White Fire
Page 67
As his eyes widened, she did just that. She tore the letter in half, and then continued to rip it into shreds.
“Now what are you going to tell my father when you tell him that you didn’t stop me from tearing up this important letter?” Flame said, laughing mockingly.
He didn’t know that she knew about the duplicate letter. She had seen her father palm it into his hand, looking slyly over his shoulder to make sure Flame didn’t see.
She had turned her eyes away quickly enough so that he had not caught her witnessing his action. She had known the true purpose of a second letter. He had expected her to tear up the
one he gave to her.
She now waited anxiously for Lieutenant Green to pull an envelope from his inside jacket pocket, to show her that he had a backup for the one she tore up.
Lieutenant Green laughed throatily as he looked away from her long enough to slip one of his hands inside his jacket pocket for the letter.
The moment he turned his eyes away from her, Flame stepped quickly around him and ran from the cabin. She closed the door behind her, and then ran over to the boat’s railing.
She didn’t take the time to stare down at the swirling, muddy water of the Mississippi River, fearing she might have second thoughts about the dangers of the undercurrents.
But she did take the time to look around her, to see if there was anyone who could quickly tell the soldiers how she had escaped. She smiled when she saw no one. Not even a crew member. Everyone was still leisurely enjoying morning breakfast and coffee in the dining room.
With a racing pulse, Flame climbed over the railing and jumped, feet first, into the water.
With the wide, powerful strokes that she had learned swimming in the Mississippi River back at St. Louis, she swam toward the shore. She prayed that the soldiers wouldn’t think to look in the river for her escape, but would instead start searching the hidden passageways of the boat, where someone could hide for the duration of the voyage.
She could hear the steady swishing sound of the large paddlewheel churning the water as it took the boat downriver.
Flame then smiled when she saw the riverbank only a short distance away. She thanked her lucky stars that the undercurrent had not been all that strong. Only once or twice had she felt it sucking at her legs and feet, and then she would swim free of the threat.
Panting, water dripping from her hair, her skirt and blouse clinging to her like a second skin, Flame finally reached the shore.
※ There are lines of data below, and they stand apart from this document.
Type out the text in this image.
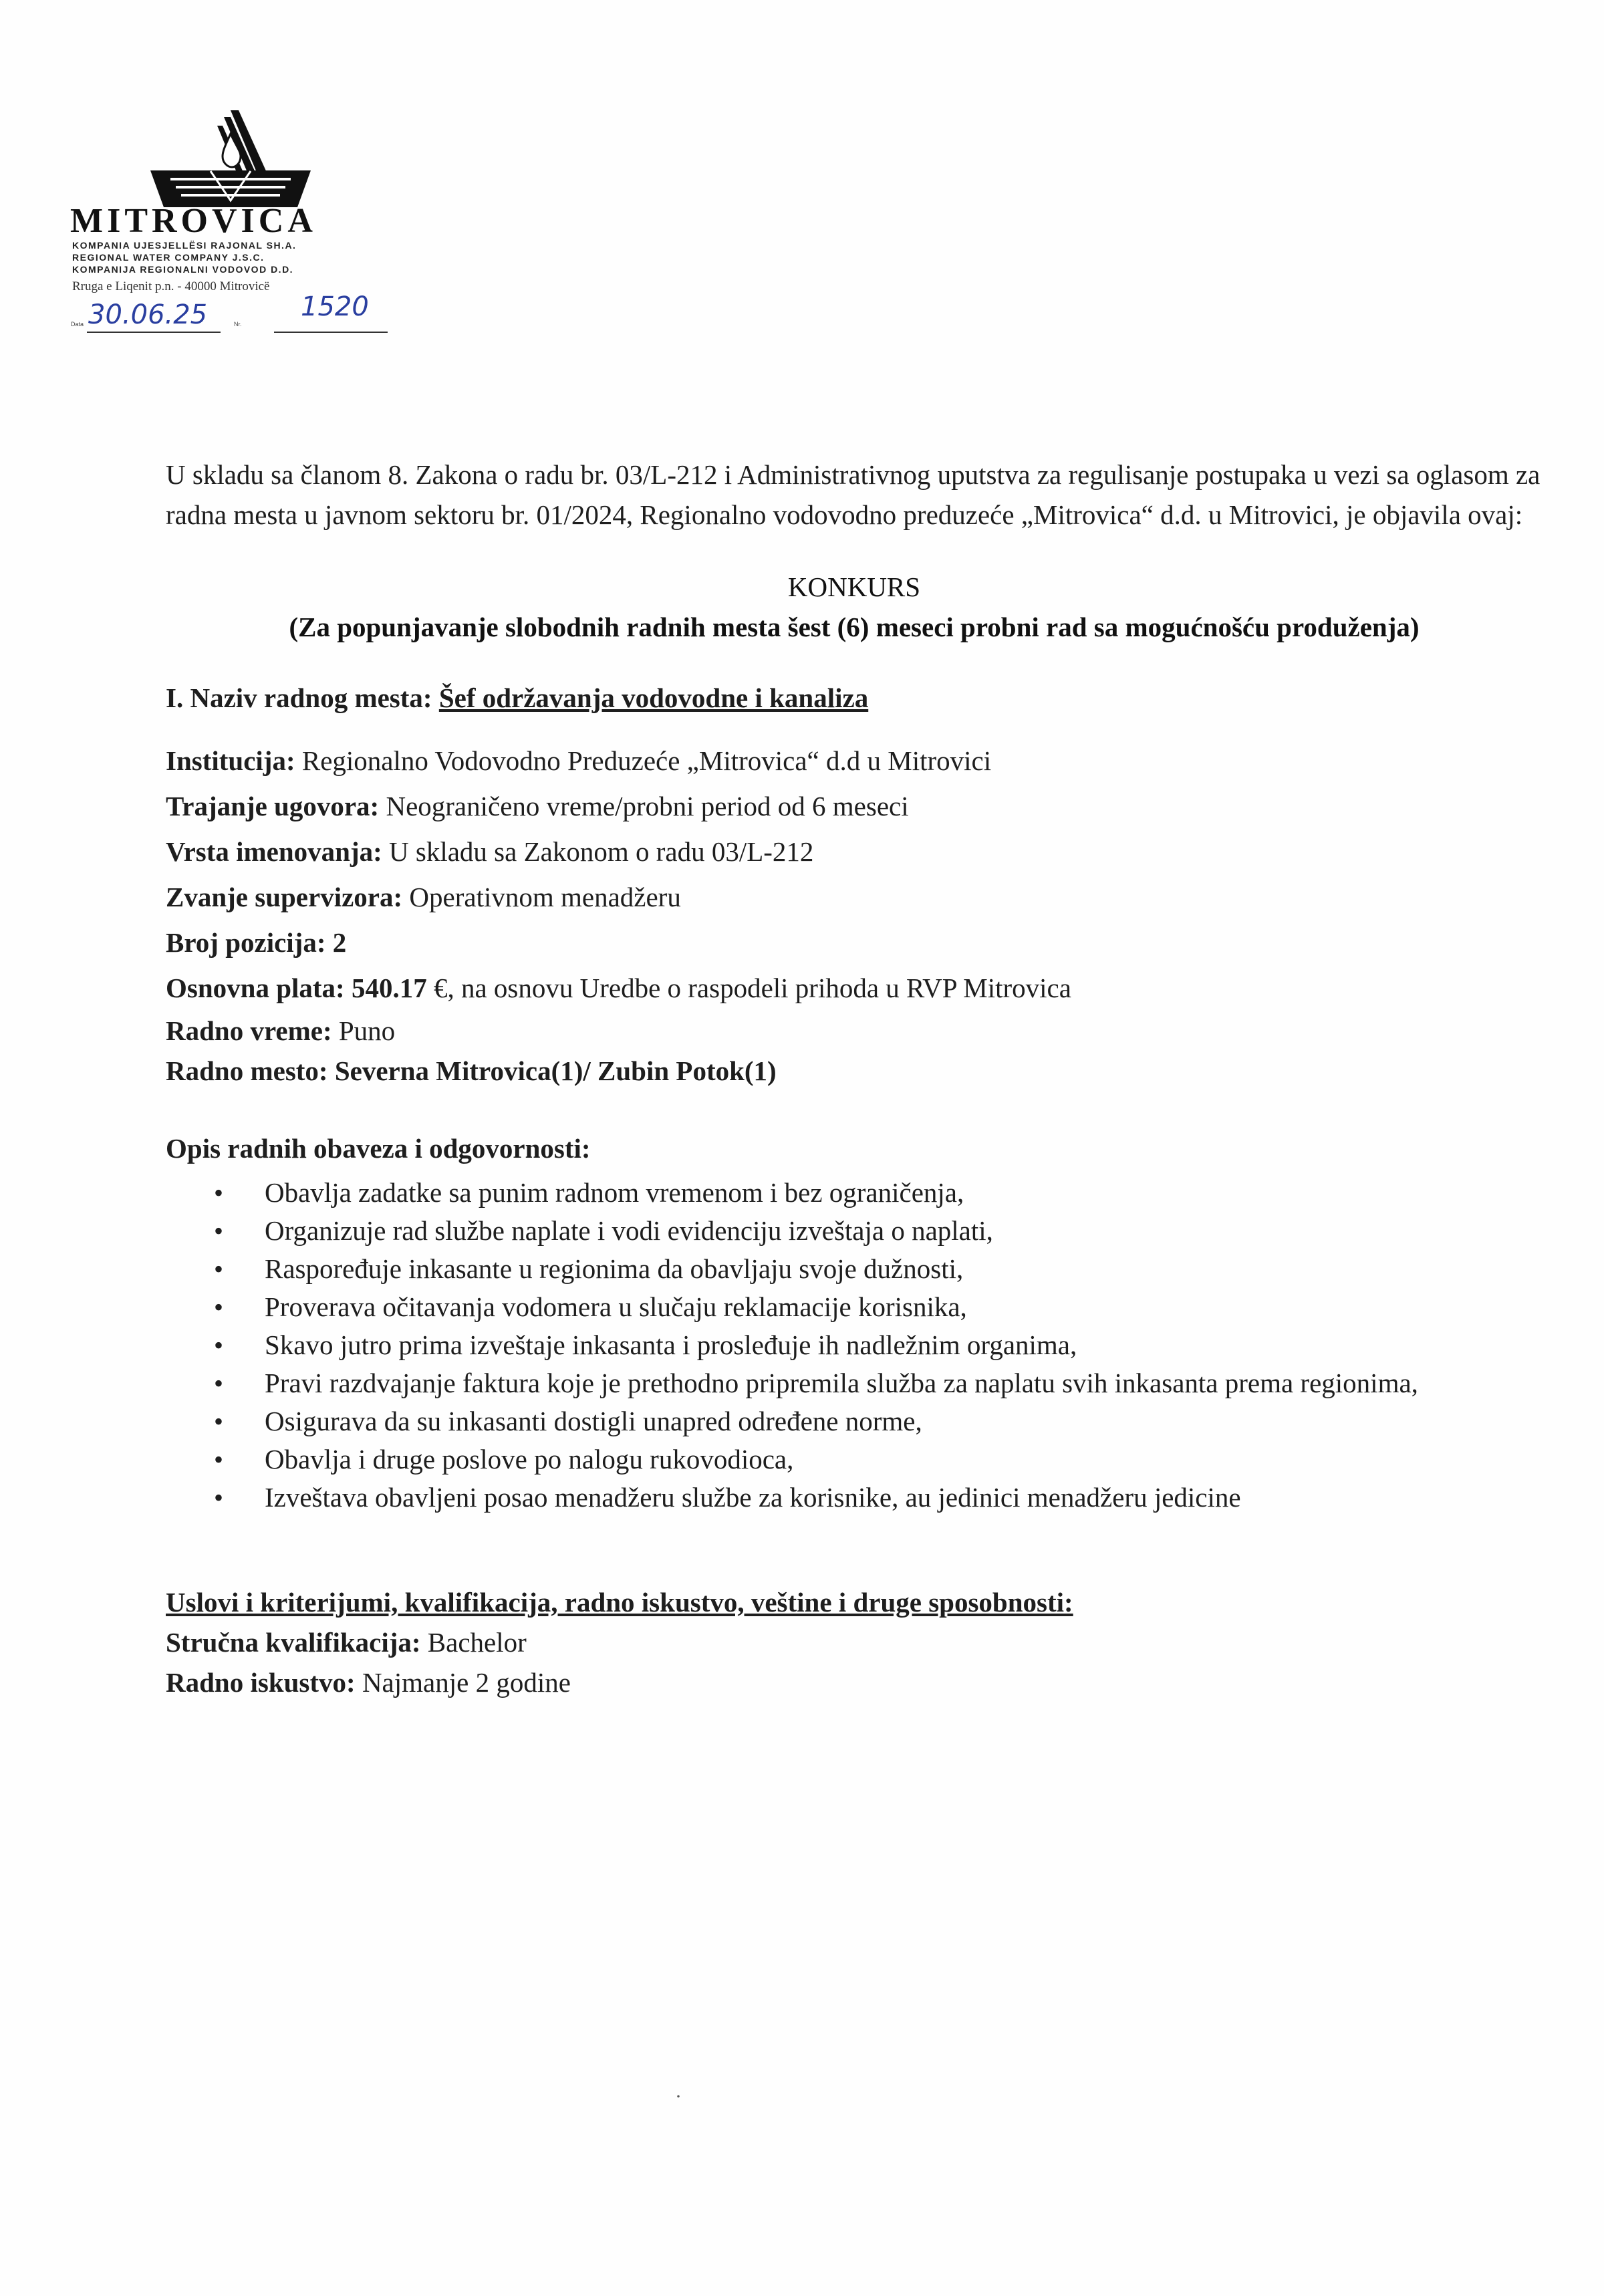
MITROVICA
KOMPANIA UJESJELLËSI RAJONAL SH.A.
REGIONAL WATER COMPANY J.S.C.
KOMPANIJA REGIONALNI VODOVOD D.D.
Rruga e Liqenit p.n. - 40000 Mitrovicë
Data 30.06.25	Nr.
1520

U skladu sa članom 8. Zakona o radu br. 03/L-212 i Administrativnog uputstva za regulisanje postupaka u vezi sa oglasom za radna mesta u javnom sektoru br. 01/2024, Regionalno vodovodno preduzeće „Mitrovica“ d.d. u Mitrovici, je objavila ovaj:

KONKURS

(Za popunjavanje slobodnih radnih mesta šest (6) meseci probni rad sa mogućnošću produženja)

I. Naziv radnog mesta: Šef održavanja vodovodne i kanaliza

Institucija: Regionalno Vodovodno Preduzeće „Mitrovica“ d.d u Mitrovici

Trajanje ugovora: Neograničeno vreme/probni period od 6 meseci

Vrsta imenovanja: U skladu sa Zakonom o radu 03/L-212

Zvanje supervizora: Operativnom menadžeru

Broj pozicija: 2

Osnovna plata: 540.17 €, na osnovu Uredbe o raspodeli prihoda u RVP Mitrovica

Radno vreme: Puno

Radno mesto: Severna Mitrovica(1)/ Zubin Potok(1)

Opis radnih obaveza i odgovornosti:

• Obavlja zadatke sa punim radnom vremenom i bez ograničenja,
• Organizuje rad službe naplate i vodi evidenciju izveštaja o naplati,
• Raspoređuje inkasante u regionima da obavljaju svoje dužnosti,
• Proverava očitavanja vodomera u slučaju reklamacije korisnika,
• Skavo jutro prima izveštaje inkasanta i prosleđuje ih nadležnim organima,
• Pravi razdvajanje faktura koje je prethodno pripremila služba za naplatu svih inkasanta prema regionima,
• Osigurava da su inkasanti dostigli unapred određene norme,
• Obavlja i druge poslove po nalogu rukovodioca,
• Izveštava obavljeni posao menadžeru službe za korisnike, au jedinici menadžeru jedicine

Uslovi i kriterijumi, kvalifikacija, radno iskustvo, veštine i druge sposobnosti:

Stručna kvalifikacija: Bachelor

Radno iskustvo: Najmanje 2 godine

·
Her feet slipped and slid on the muddy bottom as she made her way toward the rocky embankment.
Once there, she stopped and turned and stared at the riverboat as it floated farther and farther away from her.
Smiling, she pulled her fingers through her hair and drew it back from her face, to hang in long, wet ringlets across her shoulders and down her back.
“’Bye, ’bye,” she whispered to the soldiers, giggling. “Now what are you going to tell my papa?”
Not wanting to waste any more time gloating over her escape, Flame rushed up the embankment and stepped into knee-high grass.
Trying to get her bearings, to ascertain how far she was from civilization, she stopped and looked into the distance, then looked from side to side.
Frowning, she saw that she had traveled too far downriver to go to Fort Parker to ask for Colonel Edwards’s help in getting White Fire set free.
But she knew that she was within walking distance of Chief Gray Feather’s village. It was not that far through the thick trees. The river would be visible to her again where it made a wide turn before it straightened out and ran on past Fort Snelling.
“Yes, Gray Feather is my only chance to get White Fire free,” she murmured, hoping that her father would not be too hasty in his desire to see to White Fire’s end.
Flame gazed heavenward. “Lord, please let me be in time,” she prayed. “Oh, please help me find someone to help me get White Fire free. Please let it be Chief Gray Feather.”
She lifted her skirt and ran into the forest. Yet something that White Fire had warned her about came to her so suddenly, she stopped and wondered if she was right to go to the Chippewa chief after all. White Fire had warned her that it was not wise to get the Indians involved in anything that might draw them into a war with the soldiers at Fort Snelling.
If Gray Feather helped set him free, would not that give Flame’s father all the reason he needed to set his plans in motions to start a war with the Chippewa, and then the Sioux, until all of the Indians in the Minnesota Territory were annihilated?
Then she thought of Colonel Edwards’s role in this. If Colonel Edwards had taken what White Fire had told him seriously enough, surely Colonel Edwards would soon move against her father and stop any warring before it got started.
“He’s got to have believed White Fire,” she whispered, a shiver racing up and down her spine as her worries for her beloved mounted.
Desperate, Flame broke into a mad run through the forest. She stopped only long enough to get her breath when her side began to ache from her incessant push to get to the Indian village.
“I’ll never make it in time at this rate,” she said, a sob lodging in her throat. But she was not going to give up that easily. She would reach the Indian village. She would get the chief’s help.